Here’s what he had to say…
At the moment lenders are having to model a really unusual collection of circumstances encompassing rising interest rates, higher inflation, different economic situations in different industries, some doing well, some not – and then pick who will be the winners and losers in various sectors. This is not a situation many credit people or new business people will have faced in their entire careers.
If you’re the CEO of a business or bank trying to grow and develop a really strong equity story and value for shareholders, then there is arguably still an excess of liquidity out there. You need to define your point of differentiation that will allow you to win in your chosen markets. Worryingly, at the moment I don’t think I see enough lenders being specialist enough to have a point of differentiation in the eyes of their customers.
The Financial Conduct Authority’s incoming Consumer Duty rules are super important. Banks will be aware of this but I’m hoping that smaller lenders are taking this very seriously, too. As Funding XChange chairman I see how we help a lot of lenders to take Consumer Duty extremely seriously. But it’s yet to be seen whether smaller lenders have got the resources to deal with that comprehensively, particularly if they’re trying to set themselves up for a successful equity story event at some point.

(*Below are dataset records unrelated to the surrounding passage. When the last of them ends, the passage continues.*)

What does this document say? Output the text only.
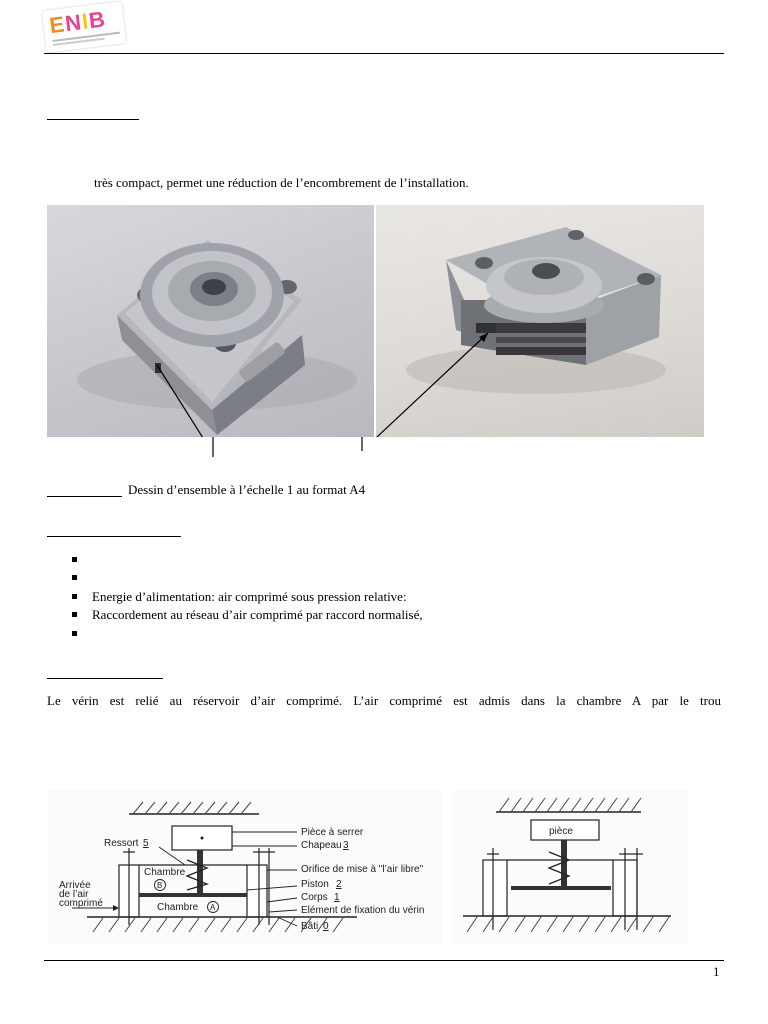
ENIB
très compact, permet une réduction de l’encombrement de l’installation.
Dessin d’ensemble à l’échelle 1 au format A4
Energie d’alimentation: air comprimé sous pression relative:
Raccordement au réseau d’air comprimé par raccord normalisé,
Le vérin est relié au réservoir d’air comprimé. L’air comprimé est admis dans la chambre A par le trou
Pièce à serrer
Chapeau 3
Ressort 5
Orifice de mise à "l’air libre"
Chambre
B	Piston 2
Corps 1
Arrivée
de l’air
comprimé	Chambre A	Elément de fixation du vérin
Bâti 0
pièce
1
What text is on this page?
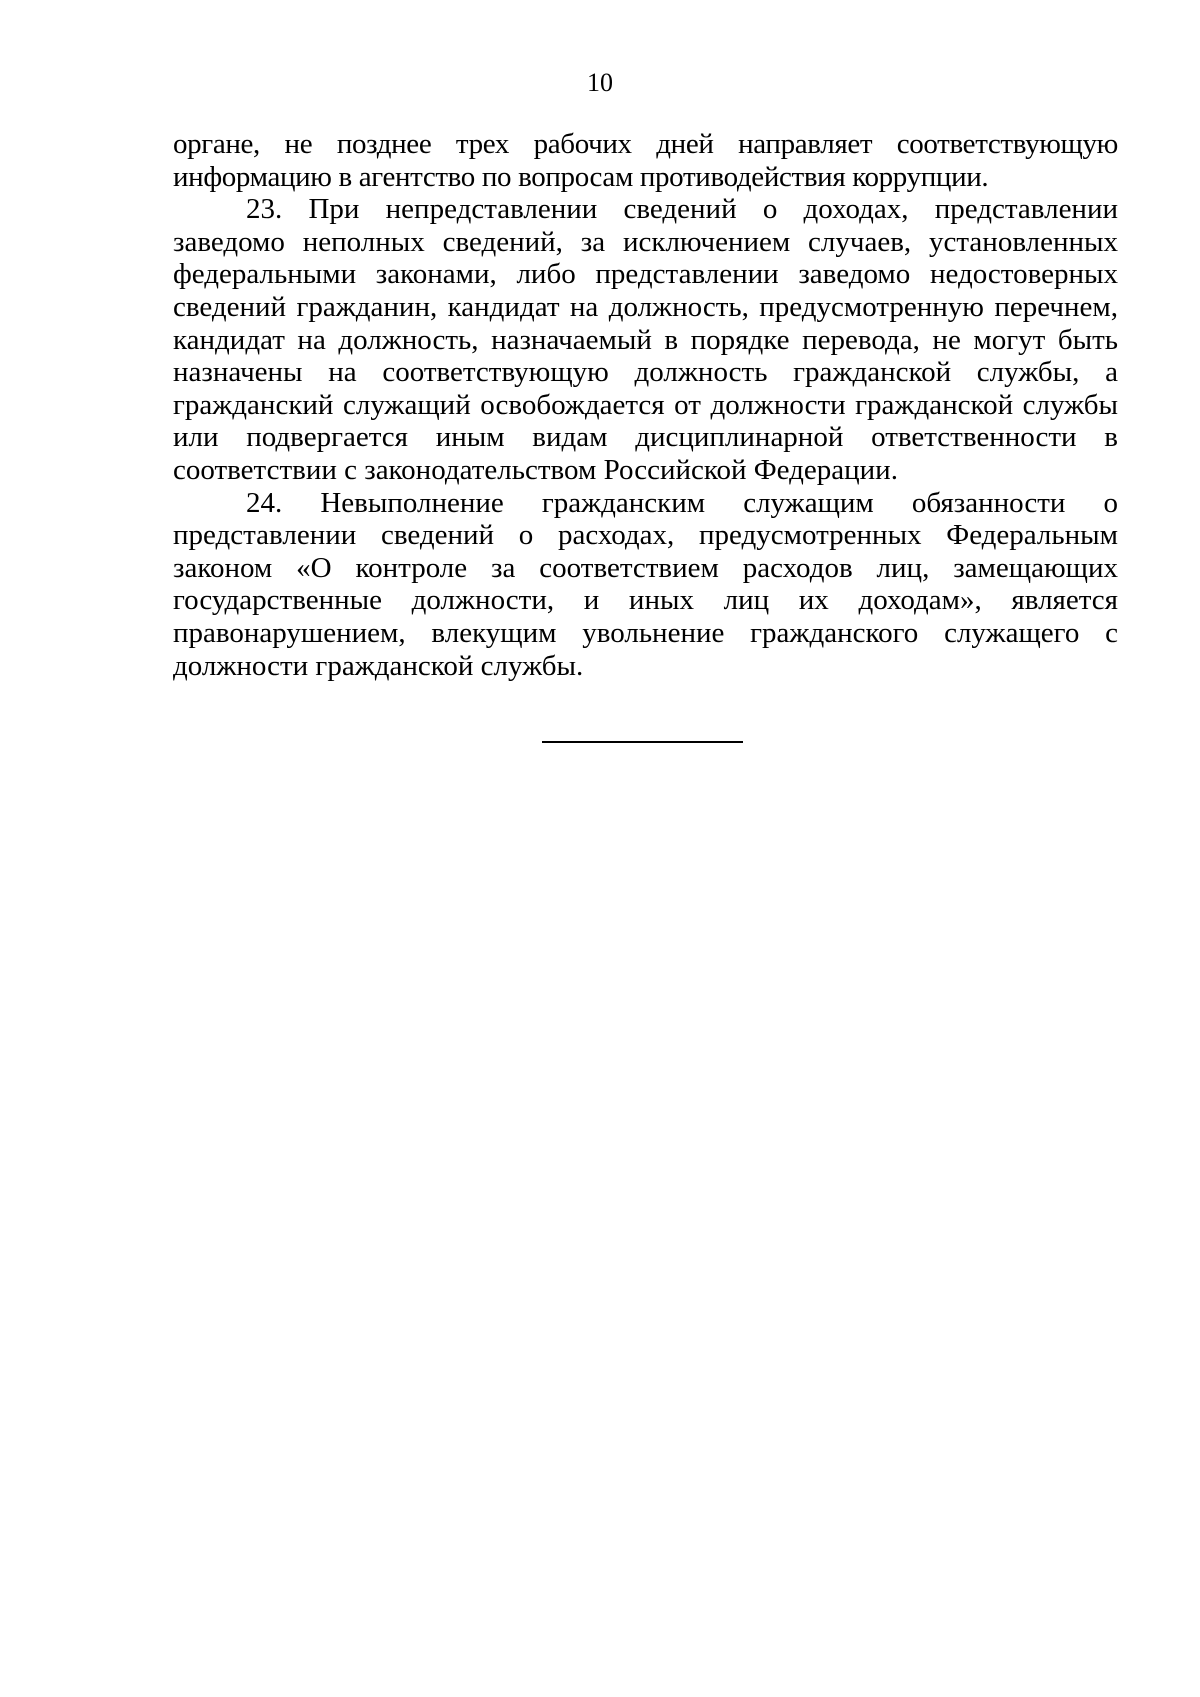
10

органе, не позднее трех рабочих дней направляет соответствующую информацию в агентство по вопросам противодействия коррупции.

23. При непредставлении сведений о доходах, представлении заведомо неполных сведений, за исключением случаев, установленных федеральными законами, либо представлении заведомо недостоверных сведений гражданин, кандидат на должность, предусмотренную перечнем, кандидат на должность, назначаемый в порядке перевода, не могут быть назначены на соответствующую должность гражданской службы, а гражданский служащий освобождается от должности гражданской службы или подвергается иным видам дисциплинарной ответственности в соответствии с законодательством Российской Федерации.

24. Невыполнение гражданским служащим обязанности о представлении сведений о расходах, предусмотренных Федеральным законом «О контроле за соответствием расходов лиц, замещающих государственные должности, и иных лиц их доходам», является правонарушением, влекущим увольнение гражданского служащего с должности гражданской службы.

Consumer Duty is focused on a good customer outcome and brings in a set of rules based around four outcomes of products and services, price and value, consumer understanding and consumer support. It’s about how you as a lender ensure that you have sold not just a loan or asset finance or something but you’ve actually delivered a good customer outcome and that they have understood what they’ve bought and any choice they may have had as an alternative – and crucially that you can evidence that to people as and when required.

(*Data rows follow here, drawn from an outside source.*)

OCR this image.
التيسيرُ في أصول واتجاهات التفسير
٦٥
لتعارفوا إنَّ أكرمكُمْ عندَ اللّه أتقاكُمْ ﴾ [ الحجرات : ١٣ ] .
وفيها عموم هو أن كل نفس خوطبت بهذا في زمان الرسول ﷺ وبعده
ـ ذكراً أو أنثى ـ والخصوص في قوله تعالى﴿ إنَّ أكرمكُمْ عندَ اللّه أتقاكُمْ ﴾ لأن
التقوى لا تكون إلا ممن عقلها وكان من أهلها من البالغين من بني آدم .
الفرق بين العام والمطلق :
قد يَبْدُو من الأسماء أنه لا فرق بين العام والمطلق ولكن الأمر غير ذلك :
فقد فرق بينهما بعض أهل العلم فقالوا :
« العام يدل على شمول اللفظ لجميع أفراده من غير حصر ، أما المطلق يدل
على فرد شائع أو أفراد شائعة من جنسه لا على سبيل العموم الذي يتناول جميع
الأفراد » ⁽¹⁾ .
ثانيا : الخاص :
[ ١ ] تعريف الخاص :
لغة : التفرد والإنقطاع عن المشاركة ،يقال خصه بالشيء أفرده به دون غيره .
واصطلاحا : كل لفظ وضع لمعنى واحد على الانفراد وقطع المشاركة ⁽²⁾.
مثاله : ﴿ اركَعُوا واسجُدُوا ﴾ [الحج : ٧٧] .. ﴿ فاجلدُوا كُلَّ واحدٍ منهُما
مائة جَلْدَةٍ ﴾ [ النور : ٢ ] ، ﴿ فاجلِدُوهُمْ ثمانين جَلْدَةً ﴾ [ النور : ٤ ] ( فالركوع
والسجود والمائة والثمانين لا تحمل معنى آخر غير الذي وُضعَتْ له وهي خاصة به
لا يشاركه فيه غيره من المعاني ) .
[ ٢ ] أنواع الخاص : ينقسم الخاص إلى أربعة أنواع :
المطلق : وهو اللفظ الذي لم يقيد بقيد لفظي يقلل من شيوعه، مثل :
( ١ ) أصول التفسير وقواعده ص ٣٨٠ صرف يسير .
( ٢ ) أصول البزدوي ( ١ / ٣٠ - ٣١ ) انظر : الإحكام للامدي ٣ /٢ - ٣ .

Although there is no suggestion Consumer Duty will be applied retrospectively, it might be in the future and at that point, you’re really going to need a central record keeping solution such as Likezero to provide insights into your current documentation and evidence risks in your portfolio.

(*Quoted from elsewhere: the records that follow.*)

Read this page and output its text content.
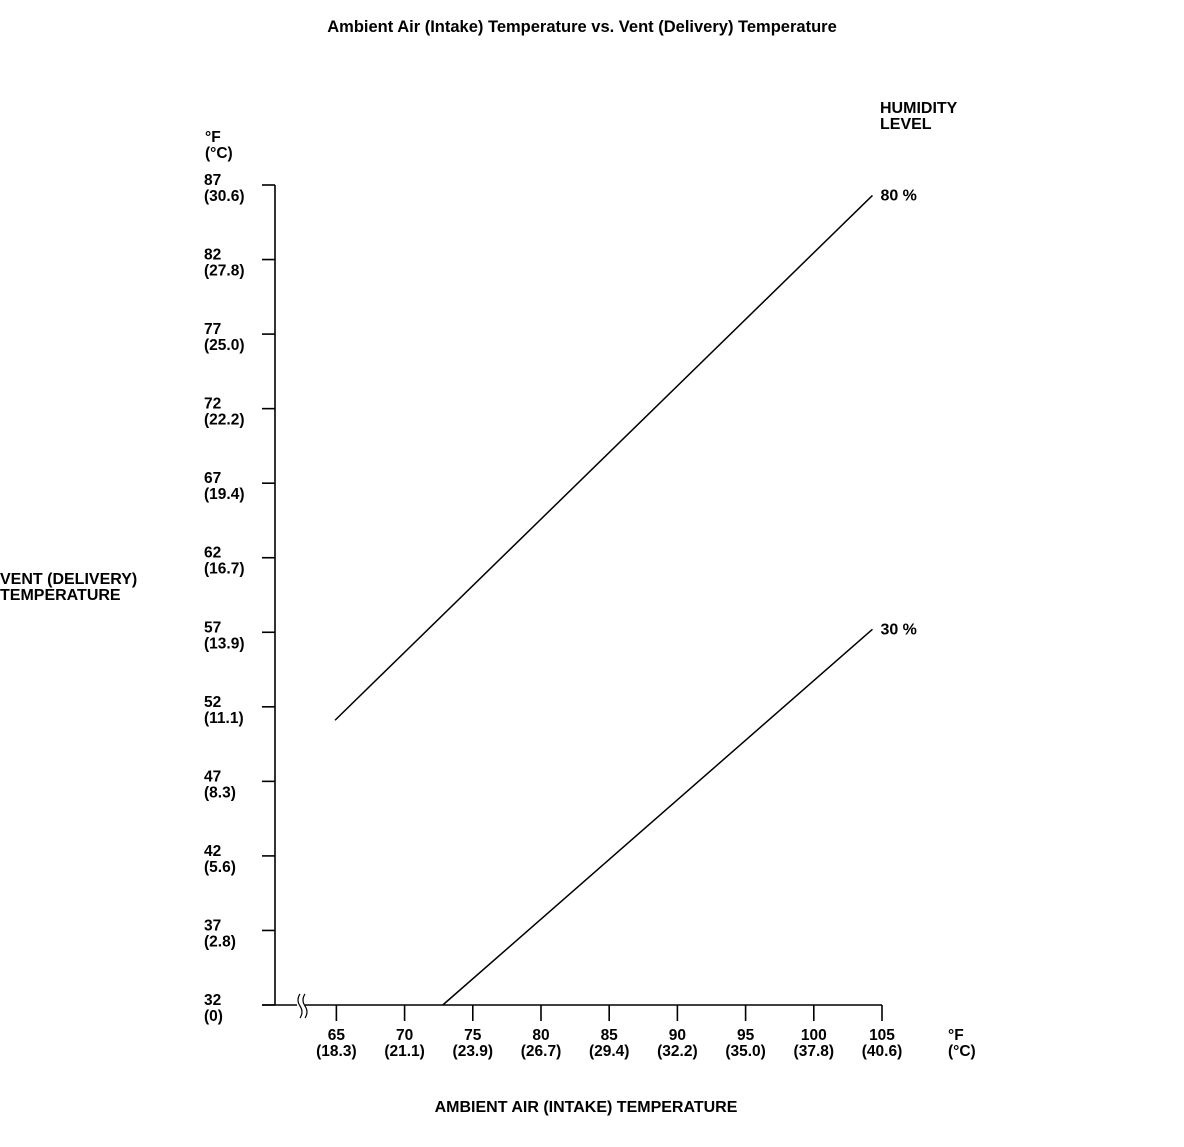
Ambient Air (Intake) Temperature vs. Vent (Delivery) Temperature
°F (°C)
HUMIDITY LEVEL
VENT (DELIVERY) TEMPERATURE
°F (°C)
AMBIENT AIR (INTAKE) TEMPERATURE
87 (30.6)
82 (27.8)
77 (25.0)
72 (22.2)
67 (19.4)
62 (16.7)
57 (13.9)
52 (11.1)
47 (8.3)
42 (5.6)
37 (2.8)
32 (0)
65 (18.3)
70 (21.1)
75 (23.9)
80 (26.7)
85 (29.4)
90 (32.2)
95 (35.0)
100 (37.8)
105 (40.6)
80 %
30 %
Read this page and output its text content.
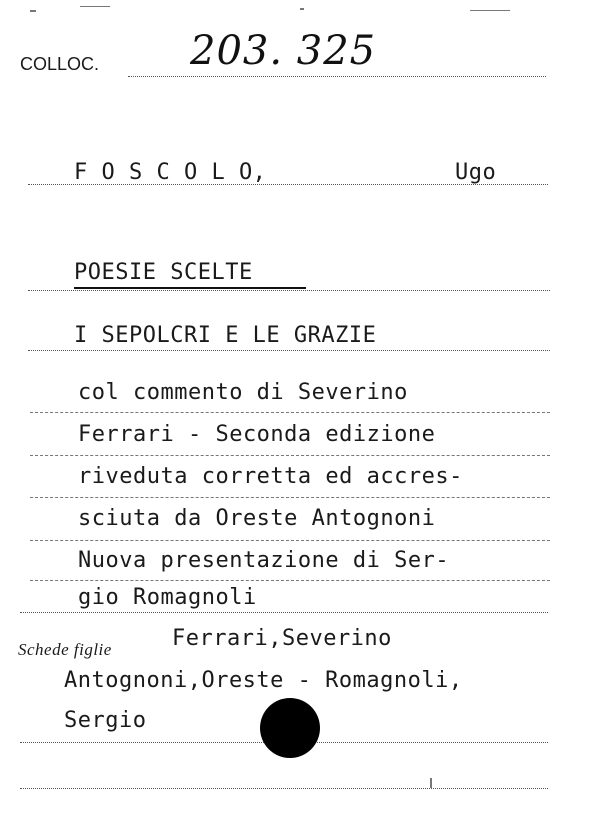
COLLOC. 203. 325
F O S C O L O,	Ugo
POESIE SCELTE
I SEPOLCRI E LE GRAZIE
col commento di Severino
Ferrari - Seconda edizione
riveduta corretta ed accres-
sciuta da Oreste Antognoni
Nuova presentazione di Ser-
gio Romagnoli
Schede figlie	Ferrari,Severino
Antognoni,Oreste - Romagnoli,
Sergio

There’s been a lot of focus on front office automation, trying to take out some of the cost of onboarding clients or winning new clients for lenders. I’m not sure there’s been enough focus on some of the back office processes and understanding where they’ve historically got risks – we’ve sort of seen this with recent market pressures where historic misreporting has arguably led to downfalls. So, I do hope that people are just as focussed on accurate record keeping, as well as improving the more exciting front end. There’s definitely a need for investment in back office processes.
I’m not sure senior management teams are doing enough to consider whether their current systems are fit for purpose, let alone evaluate some of the available solutions. It’s one of those situations where hindsight is a wonderful thing. I’d like to see more senior teams proactively trying to understand where the risks are so that they’re able to deal with them more effectively when they arise. Trusting you have a central repository of loans documents and that you can rely on the associated data to help make decisions is a good place to start.
Generally, it’s the pressure on sales in the front office. It’s the need for growth that tends to drive investment as opposed to making sure everything in the back end is properly sorted as well. My favourite word in life and business is ‘balance’. In business, this is about boards considering the balance of their investment as they chase the equity growth story. I just think that’s why you’ve got to seriously consider technology solutions that future-proof your organisation against the changing landscape and help with a balanced approach.
If you take some of the derivatives contracts that Likezero helps understand at the moment, there can be huge sums attached to that. In the commercial space, whilst the individual contracts may not be massive, the collective contracts for even a small or mid-sized bank are significant. And therefore understanding where you might have some challenges, and getting yourself set up for the future, just makes a lot of sense to me. The software also helps us to optimise the pricing of contracts and generate opportunities, while reducing risk of misreporting etc. Taking an automated approach allows teams to spend time on much higher-value add activities and increase deal execution.